Valoriser l’autonomie et la confiance

L’Homme, comme tout animal, est fait pour être autonome.

Dans la nature, tous les animaux élèvent leurs petits dans le seul but qu’à l’âge adulte ils disposent des aptitudes suffisantes pour être autonomes et prendre leurs propres décisions. Une fois tous les enseignements prodigués pendant l’enfance et l’adolescence, ils font confiance à leurs petits, devenus grands, et les laissent prendre leur envol, conquérir leur propre territoire et vivre leurs propres expériences.

En cas de besoin, les animaux s’adaptent, innovent, développent leur intelligence et leur créativité pour trouver la solution la plus adaptée à la situation complexe à laquelle ils sont confrontés.

Ce comportement crée des individus capables de surmonter une modification de leur environnement, l’émergence de nouveaux prédateurs ou de virus, qui seront les plus à même de se reproduire et de transmettre leurs capacités. Ainsi, au fil du temps, c’est la population entière qui s’adapte. Là est la beauté de la Nature.
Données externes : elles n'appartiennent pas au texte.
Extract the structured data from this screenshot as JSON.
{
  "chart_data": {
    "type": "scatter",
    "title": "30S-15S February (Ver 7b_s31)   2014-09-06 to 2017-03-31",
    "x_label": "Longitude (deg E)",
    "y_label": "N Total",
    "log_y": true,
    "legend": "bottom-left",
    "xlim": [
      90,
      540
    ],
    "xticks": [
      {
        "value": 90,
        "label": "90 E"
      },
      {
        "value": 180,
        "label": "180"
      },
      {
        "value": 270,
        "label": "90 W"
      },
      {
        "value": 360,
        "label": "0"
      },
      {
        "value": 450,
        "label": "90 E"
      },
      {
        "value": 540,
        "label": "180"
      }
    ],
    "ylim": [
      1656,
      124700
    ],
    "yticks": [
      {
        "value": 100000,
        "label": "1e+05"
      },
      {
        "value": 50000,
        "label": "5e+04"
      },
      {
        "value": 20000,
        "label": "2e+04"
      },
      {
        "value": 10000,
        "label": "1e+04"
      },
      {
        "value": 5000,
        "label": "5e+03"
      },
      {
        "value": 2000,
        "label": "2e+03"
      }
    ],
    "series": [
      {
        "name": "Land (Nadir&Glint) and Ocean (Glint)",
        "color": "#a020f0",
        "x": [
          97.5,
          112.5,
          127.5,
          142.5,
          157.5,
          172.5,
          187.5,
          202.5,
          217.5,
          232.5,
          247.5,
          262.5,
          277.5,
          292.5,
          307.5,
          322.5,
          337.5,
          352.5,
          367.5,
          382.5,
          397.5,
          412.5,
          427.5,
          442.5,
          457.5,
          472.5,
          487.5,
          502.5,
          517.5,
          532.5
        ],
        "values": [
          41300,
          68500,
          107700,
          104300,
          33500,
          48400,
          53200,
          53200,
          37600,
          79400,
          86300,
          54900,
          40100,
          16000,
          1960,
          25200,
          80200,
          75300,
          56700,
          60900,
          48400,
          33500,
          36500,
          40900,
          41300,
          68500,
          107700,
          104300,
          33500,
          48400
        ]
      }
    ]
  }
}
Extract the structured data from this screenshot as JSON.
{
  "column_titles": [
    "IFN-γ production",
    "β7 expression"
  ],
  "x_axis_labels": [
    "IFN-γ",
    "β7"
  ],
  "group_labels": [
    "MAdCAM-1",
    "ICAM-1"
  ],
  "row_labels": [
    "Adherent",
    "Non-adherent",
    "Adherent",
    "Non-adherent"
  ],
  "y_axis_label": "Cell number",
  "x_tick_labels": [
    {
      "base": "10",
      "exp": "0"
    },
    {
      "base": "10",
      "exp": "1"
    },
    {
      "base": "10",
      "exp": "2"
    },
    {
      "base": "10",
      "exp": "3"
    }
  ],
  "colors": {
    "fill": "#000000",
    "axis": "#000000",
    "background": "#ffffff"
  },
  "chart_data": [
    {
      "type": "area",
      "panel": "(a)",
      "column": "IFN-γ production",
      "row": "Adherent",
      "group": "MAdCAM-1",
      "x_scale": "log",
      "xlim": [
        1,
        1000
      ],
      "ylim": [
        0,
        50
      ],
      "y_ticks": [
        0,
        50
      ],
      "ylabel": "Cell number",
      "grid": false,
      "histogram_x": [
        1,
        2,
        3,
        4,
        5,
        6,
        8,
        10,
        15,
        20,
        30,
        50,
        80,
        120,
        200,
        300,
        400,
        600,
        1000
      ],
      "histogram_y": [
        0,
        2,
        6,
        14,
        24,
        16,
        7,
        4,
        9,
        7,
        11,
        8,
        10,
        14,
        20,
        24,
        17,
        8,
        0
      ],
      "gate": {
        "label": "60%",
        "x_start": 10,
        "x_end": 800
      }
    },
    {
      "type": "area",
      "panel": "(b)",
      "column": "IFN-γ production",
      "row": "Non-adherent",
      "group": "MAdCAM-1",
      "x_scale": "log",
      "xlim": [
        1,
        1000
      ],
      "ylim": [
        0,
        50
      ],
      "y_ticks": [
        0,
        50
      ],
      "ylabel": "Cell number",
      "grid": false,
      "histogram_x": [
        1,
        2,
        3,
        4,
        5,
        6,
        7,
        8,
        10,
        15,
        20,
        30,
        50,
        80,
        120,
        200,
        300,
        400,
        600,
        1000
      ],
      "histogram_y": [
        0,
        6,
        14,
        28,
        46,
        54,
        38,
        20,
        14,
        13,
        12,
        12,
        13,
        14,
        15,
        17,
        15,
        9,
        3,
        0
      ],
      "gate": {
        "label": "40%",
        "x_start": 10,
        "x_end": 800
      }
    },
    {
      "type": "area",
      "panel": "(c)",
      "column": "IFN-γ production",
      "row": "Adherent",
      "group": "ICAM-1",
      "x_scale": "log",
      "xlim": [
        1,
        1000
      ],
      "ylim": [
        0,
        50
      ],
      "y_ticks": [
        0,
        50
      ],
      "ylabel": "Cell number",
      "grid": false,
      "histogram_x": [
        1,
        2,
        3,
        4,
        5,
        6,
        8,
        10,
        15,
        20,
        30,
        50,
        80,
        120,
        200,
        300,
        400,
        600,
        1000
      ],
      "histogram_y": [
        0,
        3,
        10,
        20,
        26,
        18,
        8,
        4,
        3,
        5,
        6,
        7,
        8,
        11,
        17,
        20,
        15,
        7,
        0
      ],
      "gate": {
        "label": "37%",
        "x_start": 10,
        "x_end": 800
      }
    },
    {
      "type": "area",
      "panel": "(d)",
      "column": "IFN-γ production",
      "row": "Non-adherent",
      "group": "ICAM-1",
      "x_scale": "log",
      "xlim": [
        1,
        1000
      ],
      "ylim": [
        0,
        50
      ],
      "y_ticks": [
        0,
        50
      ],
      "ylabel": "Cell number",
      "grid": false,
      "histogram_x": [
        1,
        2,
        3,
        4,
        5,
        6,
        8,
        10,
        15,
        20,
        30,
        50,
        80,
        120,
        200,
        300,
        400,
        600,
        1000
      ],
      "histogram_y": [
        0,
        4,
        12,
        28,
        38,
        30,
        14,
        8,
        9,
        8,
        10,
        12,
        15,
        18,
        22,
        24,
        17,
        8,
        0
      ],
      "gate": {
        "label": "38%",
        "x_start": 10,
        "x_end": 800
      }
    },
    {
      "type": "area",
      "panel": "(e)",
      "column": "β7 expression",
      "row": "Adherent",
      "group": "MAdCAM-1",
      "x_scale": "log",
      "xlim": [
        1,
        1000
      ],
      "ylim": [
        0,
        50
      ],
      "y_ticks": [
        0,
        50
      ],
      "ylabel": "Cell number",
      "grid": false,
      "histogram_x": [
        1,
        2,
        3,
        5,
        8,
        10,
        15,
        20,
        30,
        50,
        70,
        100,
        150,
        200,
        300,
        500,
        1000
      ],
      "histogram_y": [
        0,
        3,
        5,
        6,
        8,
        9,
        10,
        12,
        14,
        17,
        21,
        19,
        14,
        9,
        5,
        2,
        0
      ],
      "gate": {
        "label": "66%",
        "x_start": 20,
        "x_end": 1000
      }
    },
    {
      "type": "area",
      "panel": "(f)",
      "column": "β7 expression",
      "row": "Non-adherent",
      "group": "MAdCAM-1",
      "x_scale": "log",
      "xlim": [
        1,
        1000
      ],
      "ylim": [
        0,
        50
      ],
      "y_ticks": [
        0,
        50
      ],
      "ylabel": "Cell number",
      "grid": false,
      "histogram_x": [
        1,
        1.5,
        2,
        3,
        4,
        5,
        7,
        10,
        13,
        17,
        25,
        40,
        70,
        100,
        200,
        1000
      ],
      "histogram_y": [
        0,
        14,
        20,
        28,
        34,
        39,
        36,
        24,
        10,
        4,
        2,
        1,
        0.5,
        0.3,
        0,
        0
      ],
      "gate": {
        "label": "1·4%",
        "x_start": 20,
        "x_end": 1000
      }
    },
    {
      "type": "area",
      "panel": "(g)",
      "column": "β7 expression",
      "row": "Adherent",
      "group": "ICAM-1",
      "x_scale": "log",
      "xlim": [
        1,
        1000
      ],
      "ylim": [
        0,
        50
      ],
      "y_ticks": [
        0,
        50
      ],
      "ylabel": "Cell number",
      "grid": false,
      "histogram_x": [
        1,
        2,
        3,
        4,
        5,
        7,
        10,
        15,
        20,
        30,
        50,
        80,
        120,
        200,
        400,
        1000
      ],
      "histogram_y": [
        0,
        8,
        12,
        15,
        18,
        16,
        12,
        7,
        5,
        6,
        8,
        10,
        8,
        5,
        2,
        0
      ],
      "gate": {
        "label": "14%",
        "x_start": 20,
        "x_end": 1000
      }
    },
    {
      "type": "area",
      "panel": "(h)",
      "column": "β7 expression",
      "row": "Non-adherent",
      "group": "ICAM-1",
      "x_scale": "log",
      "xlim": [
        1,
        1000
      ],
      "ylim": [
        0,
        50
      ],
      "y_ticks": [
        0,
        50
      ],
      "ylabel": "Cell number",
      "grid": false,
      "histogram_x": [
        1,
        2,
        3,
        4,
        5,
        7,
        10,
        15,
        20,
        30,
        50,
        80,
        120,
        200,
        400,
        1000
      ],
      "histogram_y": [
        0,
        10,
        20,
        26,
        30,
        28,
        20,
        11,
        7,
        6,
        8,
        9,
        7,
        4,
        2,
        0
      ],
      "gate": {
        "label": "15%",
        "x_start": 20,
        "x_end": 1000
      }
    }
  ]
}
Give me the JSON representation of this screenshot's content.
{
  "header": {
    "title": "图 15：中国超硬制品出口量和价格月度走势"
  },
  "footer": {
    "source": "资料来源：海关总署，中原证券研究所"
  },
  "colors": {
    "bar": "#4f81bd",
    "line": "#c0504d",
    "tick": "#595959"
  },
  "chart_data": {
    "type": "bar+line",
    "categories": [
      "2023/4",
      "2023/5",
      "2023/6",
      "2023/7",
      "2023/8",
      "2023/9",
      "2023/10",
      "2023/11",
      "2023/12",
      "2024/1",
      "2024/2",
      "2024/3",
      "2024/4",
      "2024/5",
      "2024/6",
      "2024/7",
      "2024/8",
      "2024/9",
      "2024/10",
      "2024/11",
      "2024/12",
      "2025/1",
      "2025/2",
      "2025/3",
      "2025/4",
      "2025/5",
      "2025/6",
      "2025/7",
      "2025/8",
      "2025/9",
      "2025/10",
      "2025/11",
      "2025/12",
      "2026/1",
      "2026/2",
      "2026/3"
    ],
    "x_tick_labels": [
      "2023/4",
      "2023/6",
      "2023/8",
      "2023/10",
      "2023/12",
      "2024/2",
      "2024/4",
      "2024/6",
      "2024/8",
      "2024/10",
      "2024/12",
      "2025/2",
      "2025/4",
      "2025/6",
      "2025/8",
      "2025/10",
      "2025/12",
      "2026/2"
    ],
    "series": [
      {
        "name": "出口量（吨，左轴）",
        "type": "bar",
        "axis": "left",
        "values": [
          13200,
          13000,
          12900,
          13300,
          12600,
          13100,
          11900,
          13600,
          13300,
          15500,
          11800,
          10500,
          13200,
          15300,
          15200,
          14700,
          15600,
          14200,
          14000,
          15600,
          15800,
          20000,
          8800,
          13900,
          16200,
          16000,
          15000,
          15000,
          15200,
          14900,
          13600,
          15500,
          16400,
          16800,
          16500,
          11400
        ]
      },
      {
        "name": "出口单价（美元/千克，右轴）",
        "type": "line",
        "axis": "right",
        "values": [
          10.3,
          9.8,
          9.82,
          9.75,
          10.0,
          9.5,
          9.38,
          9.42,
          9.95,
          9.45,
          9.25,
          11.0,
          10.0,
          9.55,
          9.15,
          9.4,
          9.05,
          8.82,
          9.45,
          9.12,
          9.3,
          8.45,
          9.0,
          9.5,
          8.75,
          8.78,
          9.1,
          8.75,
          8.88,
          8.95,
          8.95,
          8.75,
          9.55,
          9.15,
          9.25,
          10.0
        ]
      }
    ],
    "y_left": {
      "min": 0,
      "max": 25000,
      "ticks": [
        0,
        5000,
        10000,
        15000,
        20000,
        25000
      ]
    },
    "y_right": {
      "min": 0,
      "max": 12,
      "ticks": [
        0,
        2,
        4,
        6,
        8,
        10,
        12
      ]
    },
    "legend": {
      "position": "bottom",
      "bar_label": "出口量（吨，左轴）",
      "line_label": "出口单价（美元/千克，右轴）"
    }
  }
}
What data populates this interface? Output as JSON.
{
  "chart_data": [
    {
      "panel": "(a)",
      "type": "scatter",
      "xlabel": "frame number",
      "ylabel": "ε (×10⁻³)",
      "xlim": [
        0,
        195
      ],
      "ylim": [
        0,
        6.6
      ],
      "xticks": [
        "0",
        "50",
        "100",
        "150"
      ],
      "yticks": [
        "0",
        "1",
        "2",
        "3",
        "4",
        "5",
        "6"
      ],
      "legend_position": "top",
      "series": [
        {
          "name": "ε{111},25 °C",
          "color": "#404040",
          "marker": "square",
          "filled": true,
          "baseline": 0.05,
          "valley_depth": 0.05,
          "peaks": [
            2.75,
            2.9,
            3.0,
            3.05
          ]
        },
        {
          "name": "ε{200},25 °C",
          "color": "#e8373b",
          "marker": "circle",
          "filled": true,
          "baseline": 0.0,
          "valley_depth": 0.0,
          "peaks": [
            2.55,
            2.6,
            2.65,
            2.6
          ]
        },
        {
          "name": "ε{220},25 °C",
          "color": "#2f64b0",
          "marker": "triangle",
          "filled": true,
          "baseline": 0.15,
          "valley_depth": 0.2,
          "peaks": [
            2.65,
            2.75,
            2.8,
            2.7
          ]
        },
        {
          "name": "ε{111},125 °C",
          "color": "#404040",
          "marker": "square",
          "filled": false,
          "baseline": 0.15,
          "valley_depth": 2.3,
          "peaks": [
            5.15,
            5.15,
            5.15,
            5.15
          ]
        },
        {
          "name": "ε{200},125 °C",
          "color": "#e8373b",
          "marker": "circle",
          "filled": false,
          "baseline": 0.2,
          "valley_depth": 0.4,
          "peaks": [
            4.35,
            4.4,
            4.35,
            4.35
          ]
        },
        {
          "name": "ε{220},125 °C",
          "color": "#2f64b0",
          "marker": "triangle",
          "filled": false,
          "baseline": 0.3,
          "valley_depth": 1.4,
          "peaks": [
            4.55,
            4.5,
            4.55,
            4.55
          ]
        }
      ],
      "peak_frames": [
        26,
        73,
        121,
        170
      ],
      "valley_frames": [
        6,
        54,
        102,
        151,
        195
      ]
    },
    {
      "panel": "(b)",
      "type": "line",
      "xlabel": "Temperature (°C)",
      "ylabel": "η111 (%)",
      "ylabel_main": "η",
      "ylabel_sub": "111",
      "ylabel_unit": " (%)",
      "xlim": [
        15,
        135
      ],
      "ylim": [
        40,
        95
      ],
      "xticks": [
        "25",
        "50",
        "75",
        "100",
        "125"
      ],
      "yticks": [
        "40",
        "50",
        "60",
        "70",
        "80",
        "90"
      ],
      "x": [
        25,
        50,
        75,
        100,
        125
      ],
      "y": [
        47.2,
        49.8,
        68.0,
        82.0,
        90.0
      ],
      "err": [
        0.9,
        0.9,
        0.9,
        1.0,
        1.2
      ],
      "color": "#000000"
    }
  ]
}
Imaginons un instant ce qu’aurait été l’évolution des espèces si elles avaient toutes suivi un même MOP rédigé par une poignée d’individus qui pensaient détenir la vérité… pauvre Darwin !

Tout cela pour dire que la vision de l’entreprise paternaliste qui estime que la performance passe par l’encadrement, le contrôle et la standardisation des pratiques est obsolète.

Les process réduisent considérablement l’autonomie des salariés en les invitant, voire en les contraignant, à ne plus réfléchir et se contenter d’appliquer bêtement un ensemble de règles internes au seul motif que « c’est écrit ».

De l’incohérence à l’injonction contradictoire

Il est intéressant de constater que ce sont souvent les organisations qui ont mis en place un nombre incommensurable de process qui, dans leurs offres d’emploi, écrivent : « le/la futur(e) collaborateur(trice) devra faire preuve d’initiative, être force de proposition, être capable d’innover et savoir cultiver sa créativité ».

Comment faire ou être tout cela quand chaque action doit respecter un process qui, intrinsèquement, ne laisse aucune place à la créativité ou à l’innovation qui, elles, ont besoin d’un espace de liberté relativement important pour s’exprimer pleinement ?

Il est certain qu’une offre d’emploi dans laquelle le recruteur écrirait qu’il « recherche une personne dépourvue de tout sens critique avec une propension naturelle à l’obéissance aveugle en vue d’appliquer et faire appliquer les process définis arbitrairement par l’entreprise » convaincrait peu de candidats…

Alors la question se pose de savoir pour quelle raison les organisations évoquent rarement leurs process au moment du recrutement.

Omission fâcheuse ou tartuferie ?

En toute évidence, les employeurs se rendent bien compte que, pour attirer les jeunes talents qui aspirent à travailler en toute autonomie dans un environnement stimulant, il faut entretenir l’illusion avec des artifices tout en espérant que la nouvelle recrue s’accommode des process.

Parfois, le pullulement des process est tel qu’il conduit à l’absurdité : pour appliquer un process il est nécessaire d’en transgresser un ou plusieurs autres. Dès lors, c’est la débandade, la maîtrise des process échappe à ceux qui en sont à l’initiative ; et ceux qui doivent les appliquer sont forcés de désobéir pour obéir. Et si le système ne s’effondre pas, c’est souvent parce que les salariés, sans systématiquement se rebeller ou même s’en rendre compte, font preuve de bon sens et s’affranchissent de ces process.

Malgré cela, les MOP, les PAP et les process en tout genre continuent de proliférer telle une nouvelle espèce invasive qui peu à peu éteint les talents, étouffe la créativité et tue l’intelligence.